Sundarbans, a UNESCO World Heritage site, is hit hard by an increase in floods, storms, salinity and erosion caused by rising sea-levels and global warming.
The cost of environmental damage associated with ecosystem degradation and biodiversity loss is about Rs 6.7 billion (Rs 670 crore) annually, while the cost of health effects due to poor environment is estimated at Rs 6.2 billion (Rs 620 crore), it says.
The total figure of Rs 1,290 crore is about 10% of Sundarbans GDP in 2009.
Released here recently, the report ‘Building Resilience for Sustainable Development of the Sundarbans’ is prepared by the World Bank in collaboration with the West Bengal government.
“The losses stem from a combination of factors associated with unsustainable and inefficient economic activities – for example, mangrove destruction, impact of cyclones, reduced agricultural yields and unsustainable fisheries – as well as destruction of ecosystem services,” the report says.
Sundarbans is an archipelago of 54 islands and is home to about 44 lakh people. A UNESCO World Heritage site, it is hit hard by an increase in floods, storms, salinity and erosion caused by rising sea-levels and global warming.
Damage costs from cyclones were found to be the highest in the research at Rs 2.9 billion and include damages to houses, agriculture, human injuries and fatalities.
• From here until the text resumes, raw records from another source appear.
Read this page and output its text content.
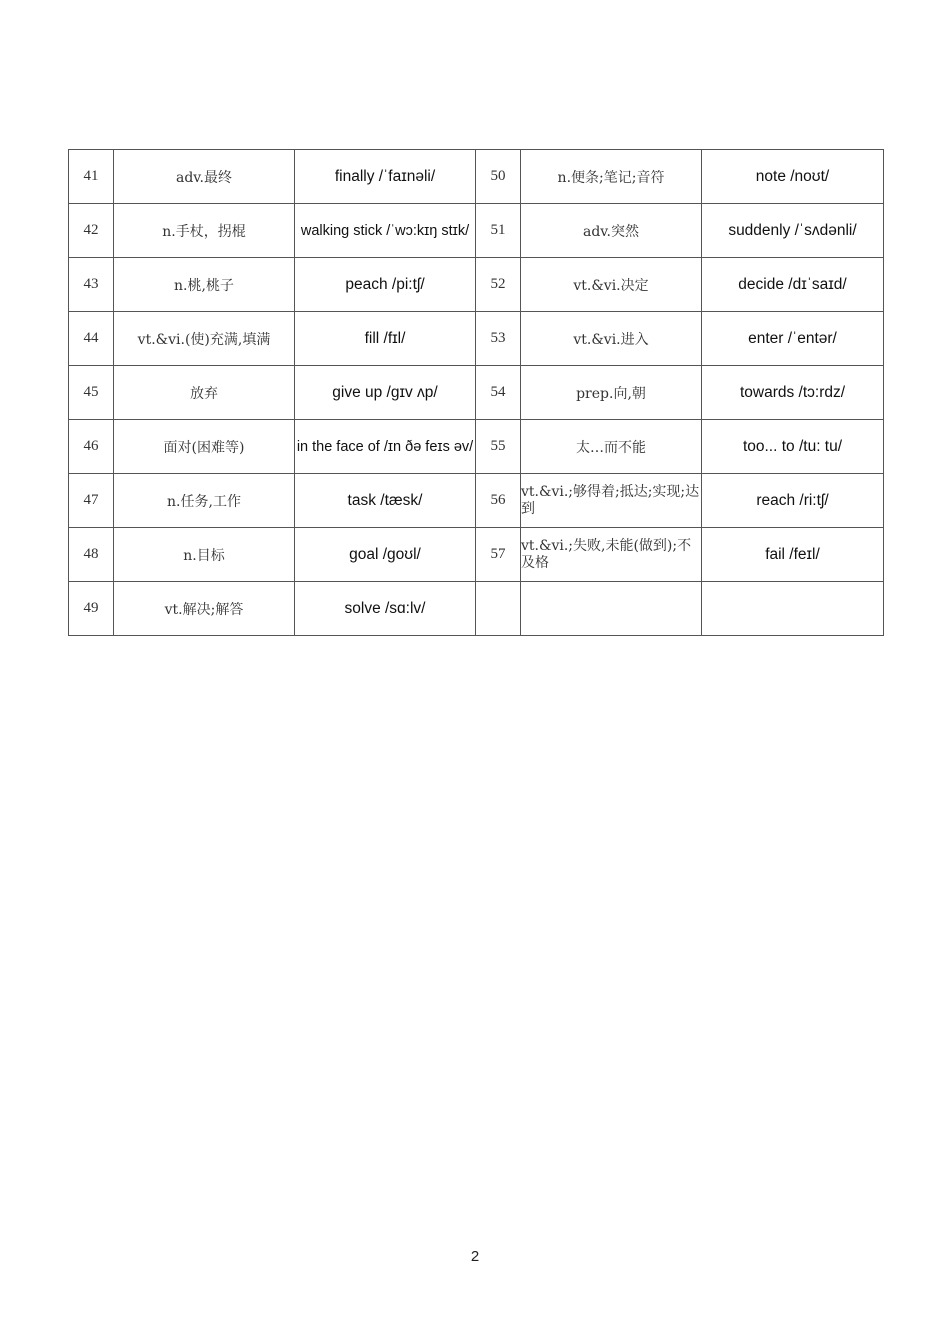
41	adv.最终	finally /ˈfaɪnəli/	50	n.便条;笔记;音符	note /noʊt/
42	n.手杖，拐棍	walking stick /ˈwɔ:kɪŋ stɪk/	51	adv.突然	suddenly /ˈsʌdənli/
43	n.桃,桃子	peach /pi:tʃ/	52	vt.&vi.决定	decide /dɪˈsaɪd/
44	vt.&vi.(使)充满,填满	fill /fɪl/	53	vt.&vi.进入	enter /ˈentər/
45	放弃	give up /ɡɪv ʌp/	54	prep.向,朝	towards /tɔ:rdz/
46	面对(困难等)	in the face of /ɪn ðə feɪs əv/	55	太…而不能	too... to /tu: tu/
47	n.任务,工作	task /tæsk/	56	vt.&vi.;够得着;抵达;实现;达到	reach /ri:tʃ/
48	n.目标	goal /ɡoʊl/	57	vt.&vi.;失败,未能(做到);不及格	fail /feɪl/
49	vt.解决;解答	solve /sɑ:lv/			
2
UN’s Intergovernmental Panel on Climate Change (IPCC) projects an increase in sea level and intensification of present climatic variability.
In its report, the World Bank has also taken into account the cost of shrimp losses, carbon sequestration losses associated with degradation of mangrove forest, soil salinity in terms of impact on rice yields, loss of biodiversity and agricultural land due to sea level rise.
Villagers in Sundarbans also suffer from poor health outcomes and increased vulnerability as a result of environmental degradation in the form of adverse natural events, such as cyclones and storms and increases in soil salinity, it says. The main environmental health risks in the Sundarbans are inadequate water supply, sanitation and hygiene, and household air pollution from use of solid cooking fuels. These risk factors contribute considerably to mortality and morbidity, particularly among women and children.
The report estimates nearly 80% of the health cost is from health effects among children under five years.
They have calculated that poor environmental conditions are responsible for 3,800 premature deaths and 1.9 million cases of illness every year, mainly among young children and adult women.
“Less than 10% of households recently surveyed in eight blocks and subdivisions in the Sundarbans used appropriate drinking water treatment methods, such as boiling or filtering. Nearly 20% strained water through a cloth and 70% did not treat water prior to drinking,” it says.
The World Bank has suggested that benefits of interventions like embankment realignment, mangrove restoration and modernisation of aquaculture practises, controlling household pollution, improving water, sanitation and hygiene will significantly outweigh the costs.